Senegal has only recently entered the British tourism market, hence the dancing, gift-laden reception. Boarding the inaugural TUI flight from Gatwick to Dakar, I find myself sitting next to a half-English, half-Senegalese couple who are thrilled about the new route (you could only fly here via Paris previously). I tell them this is my first trip to Africa and they help me learn a few words of Wolof, the local language, during our six-hour flight.

My first impressions as I travel south to the beach resort of Pointe Saréne are of an impossibly wide and completely flat landscape. The only things of any height are the vast, bulbous baobab trees. One of the official symbols of Senegal, the baobab’s size and resilience leaves it unchallenged by the harsh dry season (October to May), during which rain rarely falls for seven months. It’s the baobab tree that also lends its name to my home for the week. The Riu Baobab is a shiny new 500-room all-inclusive hotel that unfolds across the beach, its balconies overlooking the Atlantic Ocean and its spa, pools and water slides mere footsteps from the sugary sand. One of TUI’s selected partners, it only opened last winter and offers watersports, such as kayaking and paddleboarding.
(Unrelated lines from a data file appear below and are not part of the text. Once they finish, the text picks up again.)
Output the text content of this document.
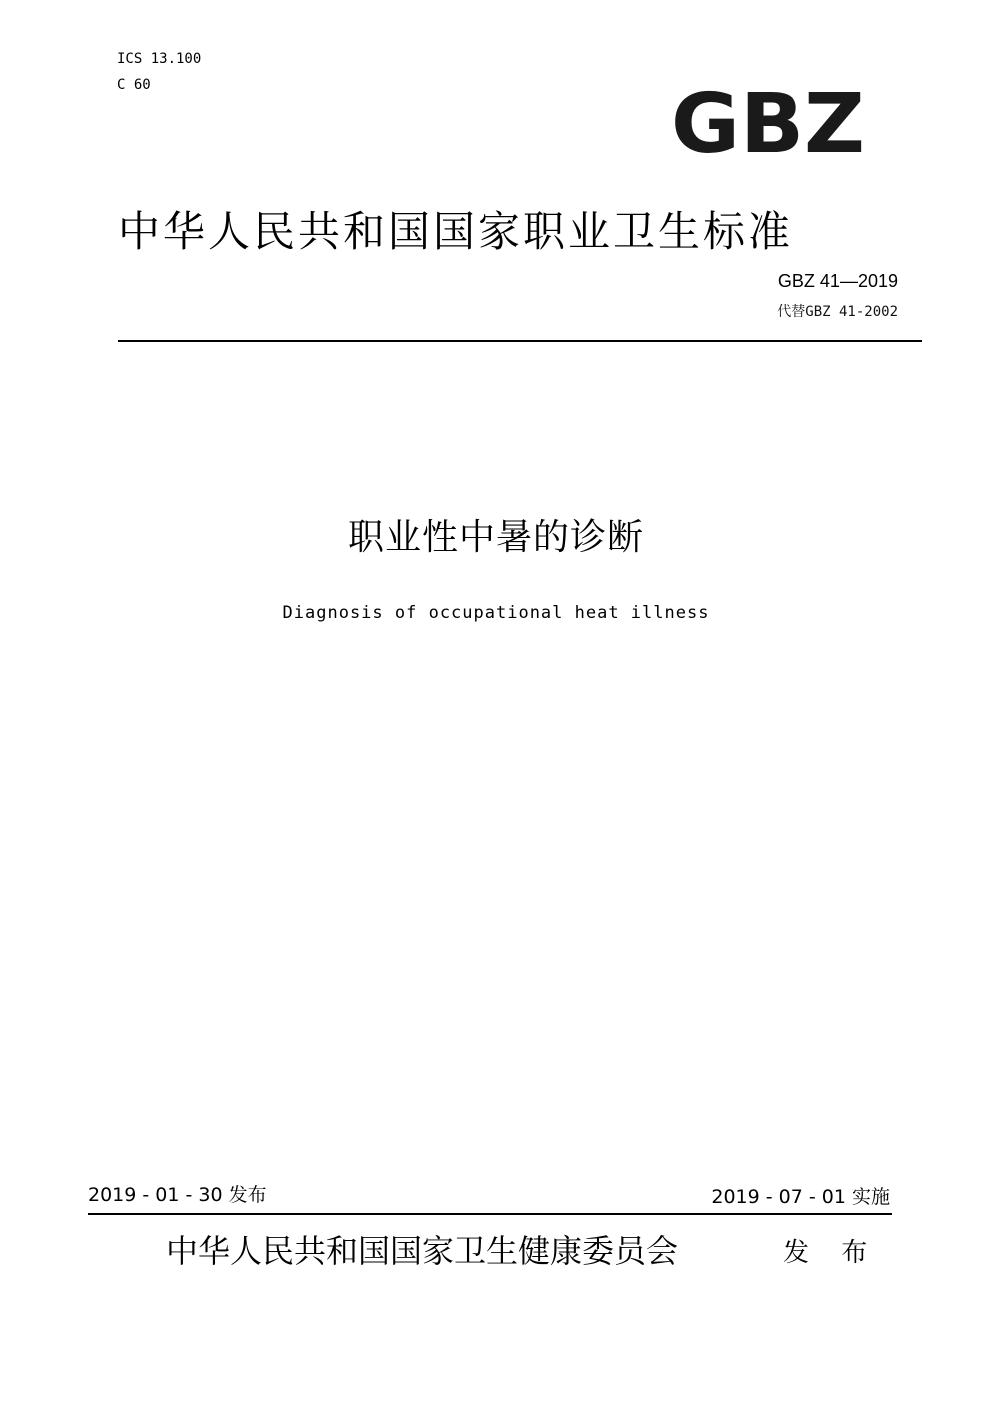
ICS 13.100
C 60	GBZ
中华人民共和国国家职业卫生标准
GBZ 41—2019
代替GBZ 41-2002
职业性中暑的诊断
Diagnosis of occupational heat illness
2019 - 01 - 30 发布	2019 - 07 - 01 实施
中华人民共和国国家卫生健康委员会	发 布
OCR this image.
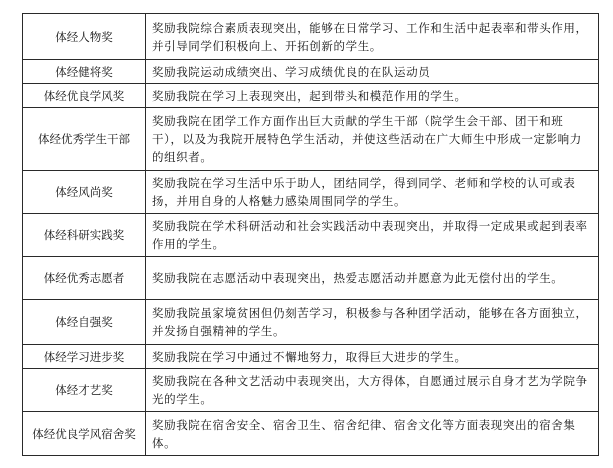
体经人物奖	奖励我院综合素质表现突出，能够在日常学习、工作和生活中起表率和带头作用，并引导同学们积极向上、开拓创新的学生。
体经健将奖	奖励我院运动成绩突出、学习成绩优良的在队运动员
体经优良学风奖	奖励我院在学习上表现突出，起到带头和模范作用的学生。
体经优秀学生干部	奖励我院在团学工作方面作出巨大贡献的学生干部（院学生会干部、团干和班干），以及为我院开展特色学生活动，并使这些活动在广大师生中形成一定影响力的组织者。
体经风尚奖	奖励我院在学习生活中乐于助人，团结同学，得到同学、老师和学校的认可或表扬，并用自身的人格魅力感染周围同学的学生。
体经科研实践奖	奖励我院在学术科研活动和社会实践活动中表现突出，并取得一定成果或起到表率作用的学生。
体经优秀志愿者	奖励我院在志愿活动中表现突出，热爱志愿活动并愿意为此无偿付出的学生。
体经自强奖	奖励我院虽家境贫困但仍刻苦学习，积极参与各种团学活动，能够在各方面独立，并发扬自强精神的学生。
体经学习进步奖	奖励我院在学习中通过不懈地努力，取得巨大进步的学生。
体经才艺奖	奖励我院在各种文艺活动中表现突出，大方得体，自愿通过展示自身才艺为学院争光的学生。
体经优良学风宿舍奖	奖励我院在宿舍安全、宿舍卫生、宿舍纪律、宿舍文化等方面表现突出的宿舍集体。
With its long coastline, freshwater deltas, forests and savanna grasslands, Senegal’s landscape is hugely biodiverse. There are almost 700 species of birds alone, including those that travel to Senegal during Europe’s freezing winters (much like myself and the other tourists who have escaped a drizzly November in search of sunnier climes).

Even the lobby is luxurious at Riu Baobab
Newly opened, Riu Baobab is on the waterfront at Pointe Saréne

On a boat trip along the Saloum Delta, a mass of water spanning 190,000 acres, we keep our eyes peeled for flamingos and goliath herons – but I find myself mesmerised by the ‘burping’ oysters that cling to the mangrove roots instead. As we float along in our brightly painted traditional canoe (known as a pirogue), our driver cuts the engine and we bob in silence. All I can hear is the oysters releasing bubbles that pop on the surface as gently as clicking knitting needles.